Masaki Goto, Tadafumi Sano, Kunihiro Nakajima, Takashi Kanda, Atsushi Sakon, Kengo Hashimoto
Nuclear Science and Engineering | Volume 197 | Number 8 | August 2023 | Pages 1814-1822
Technical papers from: PHYSOR 2022 | doi.org/10.1080/00295639.2022.2143707
Articles are hosted by Taylor and Francis Online.

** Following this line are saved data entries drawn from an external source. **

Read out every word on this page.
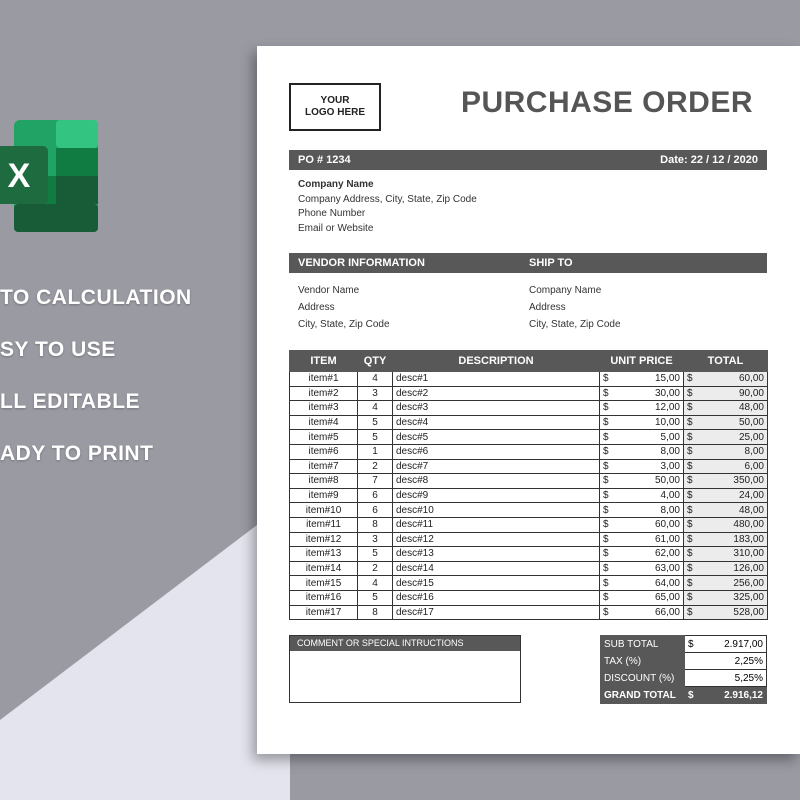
X
TO CALCULATION
SY TO USE
LL EDITABLE
ADY TO PRINT
YOUR LOGO HERE	PURCHASE ORDER
PO # 1234	Date: 22 / 12 / 2020
Company Name
Company Address, City, State, Zip Code
Phone Number
Email or Website
VENDOR INFORMATION	SHIP TO
Vendor Name
Address
City, State, Zip Code
Company Name
Address
City, State, Zip Code
ITEM	QTY	DESCRIPTION	UNIT PRICE		TOTAL	
item#1	4	desc#1	$	15,00	$	60,00
item#2	3	desc#2	$	30,00	$	90,00
item#3	4	desc#3	$	12,00	$	48,00
item#4	5	desc#4	$	10,00	$	50,00
item#5	5	desc#5	$	5,00	$	25,00
item#6	1	desc#6	$	8,00	$	8,00
item#7	2	desc#7	$	3,00	$	6,00
item#8	7	desc#8	$	50,00	$	350,00
item#9	6	desc#9	$	4,00	$	24,00
item#10	6	desc#10	$	8,00	$	48,00
item#11	8	desc#11	$	60,00	$	480,00
item#12	3	desc#12	$	61,00	$	183,00
item#13	5	desc#13	$	62,00	$	310,00
item#14	2	desc#14	$	63,00	$	126,00
item#15	4	desc#15	$	64,00	$	256,00
item#16	5	desc#16	$	65,00	$	325,00
item#17	8	desc#17	$	66,00	$	528,00
COMMENT OR SPECIAL INTRUCTIONS	SUB TOTAL	$	2.917,00
TAX (%)	2,25%	
DISCOUNT (%)	5,25%	
GRAND TOTAL	$	2.916,12
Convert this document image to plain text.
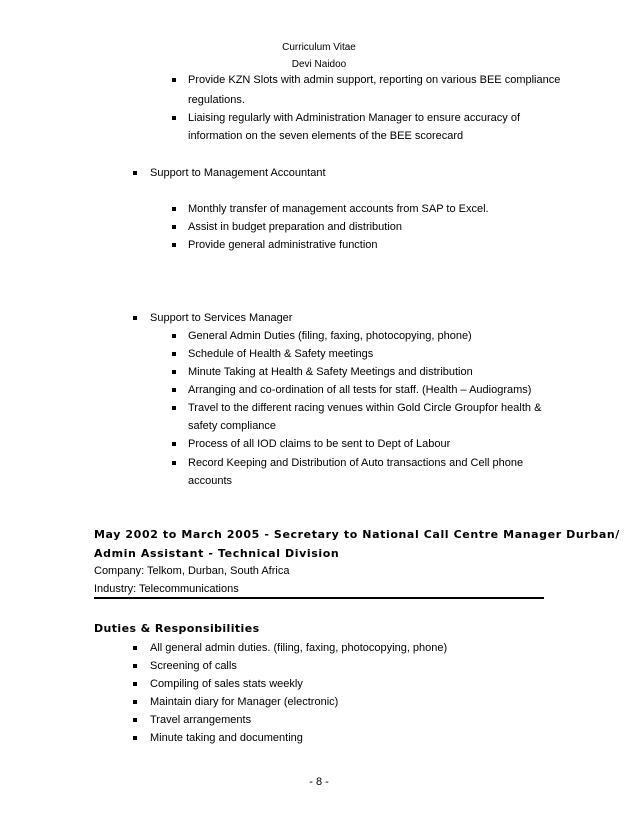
Curriculum Vitae
Devi Naidoo
Provide KZN Slots with admin support, reporting on various BEE compliance
regulations.
Liaising regularly with Administration Manager to ensure accuracy of
information on the seven elements of the BEE scorecard
Support to Management Accountant
Monthly transfer of management accounts from SAP to Excel.
Assist in budget preparation and distribution
Provide general administrative function
Support to Services Manager
General Admin Duties (filing, faxing, photocopying, phone)
Schedule of Health & Safety meetings
Minute Taking at Health & Safety Meetings and distribution
Arranging and co-ordination of all tests for staff. (Health – Audiograms)
Travel to the different racing venues within Gold Circle Groupfor health &
safety compliance
Process of all IOD claims to be sent to Dept of Labour
Record Keeping and Distribution of Auto transactions and Cell phone
accounts
May 2002 to March 2005 - Secretary to National Call Centre Manager Durban/
Admin Assistant - Technical Division
Company: Telkom, Durban, South Africa
Industry: Telecommunications
Duties & Responsibilities
All general admin duties. (filing, faxing, photocopying, phone)
Screening of calls
Compiling of sales stats weekly
Maintain diary for Manager (electronic)
Travel arrangements
Minute taking and documenting
- 8 -
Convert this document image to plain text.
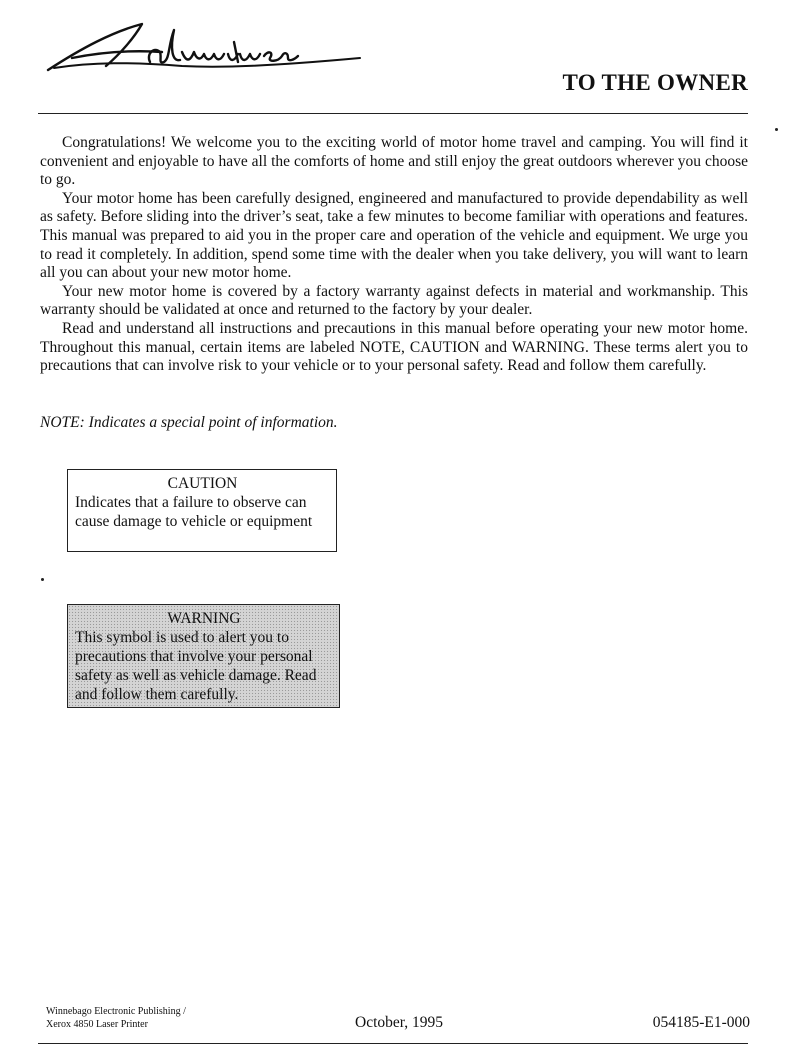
TO THE OWNER

Congratulations! We welcome you to the exciting world of motor home travel and camping. You will find it convenient and enjoyable to have all the comforts of home and still enjoy the great outdoors wherever you choose to go.

Your motor home has been carefully designed, engineered and manufactured to provide dependability as well as safety. Before sliding into the driver’s seat, take a few minutes to become familiar with operations and features. This manual was prepared to aid you in the proper care and operation of the vehicle and equipment. We urge you to read it completely. In addition, spend some time with the dealer when you take delivery, you will want to learn all you can about your new motor home.

Your new motor home is covered by a factory warranty against defects in material and workmanship. This warranty should be validated at once and returned to the factory by your dealer.

Read and understand all instructions and precautions in this manual before operating your new motor home. Throughout this manual, certain items are labeled NOTE, CAUTION and WARNING. These terms alert you to precautions that can involve risk to your vehicle or to your personal safety. Read and follow them carefully.

NOTE: Indicates a special point of information.
CAUTION
Indicates that a failure to observe can cause damage to vehicle or equipment
WARNING
This symbol is used to alert you to precautions that involve your personal safety as well as vehicle damage. Read and follow them carefully.
Winnebago Electronic Publishing /
Xerox 4850 Laser Printer	October, 1995	054185-E1-000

Feynman-α analyses for a critical state and several subcritical states of the UTR-KINKI reactor have been carried out using two Bi14Ge3O12 (BGO) gamma-ray detectors free from radioactivation of the scintillator. As a statistical index of the analyses, the covariance-to-mean ratio of gamma counts between these detectors instead of the variance-to-mean ratio of each of the detectors is employed to get rid of a large negative correlation originating from the counting loss of a signal processing circuit. In the gate width dependence of the covariance-to-mean ratio measured at each reactor state, not only a familiar neutron-correlation component but also another small positive correlation between prompt gammas can clearly be observed. The prompt-neutron decay constant α determined considering the positive gamma correlation agrees very well with that obtained from a conventional Feynman-α analysis based on neutron detection. Neglecting the gamma correlation term, the decay constant is much overestimated with an increase in subcriticality, and the maximum overestimation reaches about 24% at a shutdown state with a subcriticality of 1.49%Δk/k.